Im Jahr 2002 steht die Preisentwicklung
der Verbraucherpreise auch weiterhin im Mittelpunkt der Öffentlichkeit. Zum
Jahresbeginn sorgten sowohl die Euro-Bargeldeinführung als auch die wirksam
gewordenen Steuererhöhungen für Aufsehen. Beide Ereignisse haben einen Einfluss
auf die Entwicklung der Lebenshaltungskosten in den neuen Ländern und Berlin-Ost.
Die Preissteigerungsrate betrug im Januar 2,4%, im Februar 1,9% und im März
1,8%, jeweils auf Jahresbasis (Pressemitteilung Statistisches Bundesamt, 09.04.02).
Das Nichtunterschreiten der 2%-Marke, was wir für das 1. Quartal 2002 prognostizierten
(Konjunkturbericht, 15.01.02), erwies sich demnach als richtig.

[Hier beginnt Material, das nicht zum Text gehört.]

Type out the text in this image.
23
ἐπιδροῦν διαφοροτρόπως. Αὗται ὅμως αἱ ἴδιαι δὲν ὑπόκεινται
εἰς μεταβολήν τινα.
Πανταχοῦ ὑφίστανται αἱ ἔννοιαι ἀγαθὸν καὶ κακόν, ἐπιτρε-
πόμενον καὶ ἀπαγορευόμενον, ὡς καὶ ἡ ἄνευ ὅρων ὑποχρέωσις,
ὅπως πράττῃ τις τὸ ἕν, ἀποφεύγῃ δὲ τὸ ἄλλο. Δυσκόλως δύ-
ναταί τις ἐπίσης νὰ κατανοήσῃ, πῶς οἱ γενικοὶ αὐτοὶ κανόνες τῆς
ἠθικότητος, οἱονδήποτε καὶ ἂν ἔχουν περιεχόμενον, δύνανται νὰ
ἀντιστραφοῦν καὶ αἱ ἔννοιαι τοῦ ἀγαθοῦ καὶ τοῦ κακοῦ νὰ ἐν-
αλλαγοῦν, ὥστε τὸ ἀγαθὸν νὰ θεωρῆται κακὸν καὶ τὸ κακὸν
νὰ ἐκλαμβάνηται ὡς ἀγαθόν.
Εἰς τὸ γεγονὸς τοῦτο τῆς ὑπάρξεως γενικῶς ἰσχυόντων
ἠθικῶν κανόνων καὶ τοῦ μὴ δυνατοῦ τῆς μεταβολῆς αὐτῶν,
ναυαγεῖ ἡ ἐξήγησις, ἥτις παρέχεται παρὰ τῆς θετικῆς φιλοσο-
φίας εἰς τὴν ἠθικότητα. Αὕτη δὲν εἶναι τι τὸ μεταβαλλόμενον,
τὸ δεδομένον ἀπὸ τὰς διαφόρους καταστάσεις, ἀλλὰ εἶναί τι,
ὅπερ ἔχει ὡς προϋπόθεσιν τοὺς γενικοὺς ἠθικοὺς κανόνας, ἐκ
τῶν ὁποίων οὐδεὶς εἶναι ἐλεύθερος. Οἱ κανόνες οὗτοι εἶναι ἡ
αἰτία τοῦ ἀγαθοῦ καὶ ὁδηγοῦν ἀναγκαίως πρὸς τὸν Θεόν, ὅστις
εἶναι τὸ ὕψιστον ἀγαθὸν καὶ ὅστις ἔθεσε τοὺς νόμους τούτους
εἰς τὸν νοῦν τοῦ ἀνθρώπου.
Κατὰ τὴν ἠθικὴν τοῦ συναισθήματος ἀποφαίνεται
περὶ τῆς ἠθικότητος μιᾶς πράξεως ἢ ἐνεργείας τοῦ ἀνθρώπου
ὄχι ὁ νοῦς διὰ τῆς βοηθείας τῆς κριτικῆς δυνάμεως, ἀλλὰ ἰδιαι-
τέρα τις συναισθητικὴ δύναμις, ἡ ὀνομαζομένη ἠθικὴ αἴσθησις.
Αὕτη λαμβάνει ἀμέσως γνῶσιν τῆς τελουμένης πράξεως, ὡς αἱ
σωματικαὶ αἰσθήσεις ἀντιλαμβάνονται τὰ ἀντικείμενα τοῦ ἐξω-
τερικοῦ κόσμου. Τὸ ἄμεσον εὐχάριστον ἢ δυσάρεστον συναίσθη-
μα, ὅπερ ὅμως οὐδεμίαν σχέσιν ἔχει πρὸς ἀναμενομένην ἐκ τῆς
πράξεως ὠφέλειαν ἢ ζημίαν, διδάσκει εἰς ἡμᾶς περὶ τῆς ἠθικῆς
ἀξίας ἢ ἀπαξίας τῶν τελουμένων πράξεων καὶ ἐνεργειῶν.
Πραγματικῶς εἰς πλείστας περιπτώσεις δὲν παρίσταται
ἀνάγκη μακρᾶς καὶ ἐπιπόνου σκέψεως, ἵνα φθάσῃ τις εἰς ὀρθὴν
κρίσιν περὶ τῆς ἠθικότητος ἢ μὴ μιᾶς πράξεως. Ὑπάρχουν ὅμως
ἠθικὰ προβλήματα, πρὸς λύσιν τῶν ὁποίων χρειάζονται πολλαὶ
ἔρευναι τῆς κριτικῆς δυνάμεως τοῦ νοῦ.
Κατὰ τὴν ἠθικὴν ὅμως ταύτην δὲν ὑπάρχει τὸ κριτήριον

Zum 1. Januar
2002 sind Erhöhungen bei der Kraftstoff-, Strom-, Tabak- und Versicherungssteuer
wirksam geworden. Der Einfluss der Euro-Bargeldeinführung auf die Preisentwicklung
beherrscht das öffentliche Interesse im Besonderen. Aus diesem Grund hat das
Statistische Bundesamt, in einer seit Jahresanfang 2001 laufenden Studie,
18.000 Preisreihen ausgewählter Güter des täglichen Bedarfs aus 35 Produktgruppen
analysiert. Das veröffentlichte Ergebnis dieser Studie besagt, dass die Euro-Bargeldeinführung
keinen erheblichen Einfluss auf den Preisindex der Lebenshaltungskosten aller
privaten Haushalte gehabt haben soll (Pressemitteilung Statistisches Bundesamt,
08.03.02). Jedoch ist der Anteil euro-induzierter Preissteigerungen zum Zeitpunkt
der Euro-Bargeldeinführung besonders stark angestiegen. So ist unter den untersuchten
Produkten, von Januar 2001 bis Januar 2002, im Durchschnitt jede sechste Preisänderung
(17,6%) euro-induziert gewesen. Dagegen ist, von Dezember 2001 bis Januar
2002, mehr als jede zweite Preisänderung (53,2%) euro-induziert gewesen. Hinter
diesen Änderungen stehen Preisumstellungen von attraktiven DM-Preisen auf
attraktive Euro-Preise, die sowohl zu Preiserhöhungen als auch zu Preissenkungen
führten. Somit liegen die euro-induzierten Preisänderungen zwischen -0,3 und
+1,4 Prozentpunkten für die jeweils untersuchten Produktgruppen (Pressemitteilung
Statistisches Bundesamt, 08.03.02). Dieses Ergebnis steht jedoch nicht im
Widerspruch zu einigen Beobachtungen von Wirtschaftssubjekten, die gerade
von Preiserhöhungen im Lebensmitteleinzelhandel sprechen. In der Studie wird
dazu angemerkt, dass es im Vorfeld der Euro-Bargeldeinführung zu Preiserhöhungen
bei den attraktiven DM-Schwellenpreisen kam, um diese nach der Bargeldeinführung
wieder zu senken. Dieser Prozess wird durch einen starken Preisanstieg bei
Obst und Gemüse, aufgrund des Wintereinbruchs in den südlichen Ländern Europas
zum Jahresende 2001, überlagert, wodurch sich diese im Januar 2002 (7,2% bzw.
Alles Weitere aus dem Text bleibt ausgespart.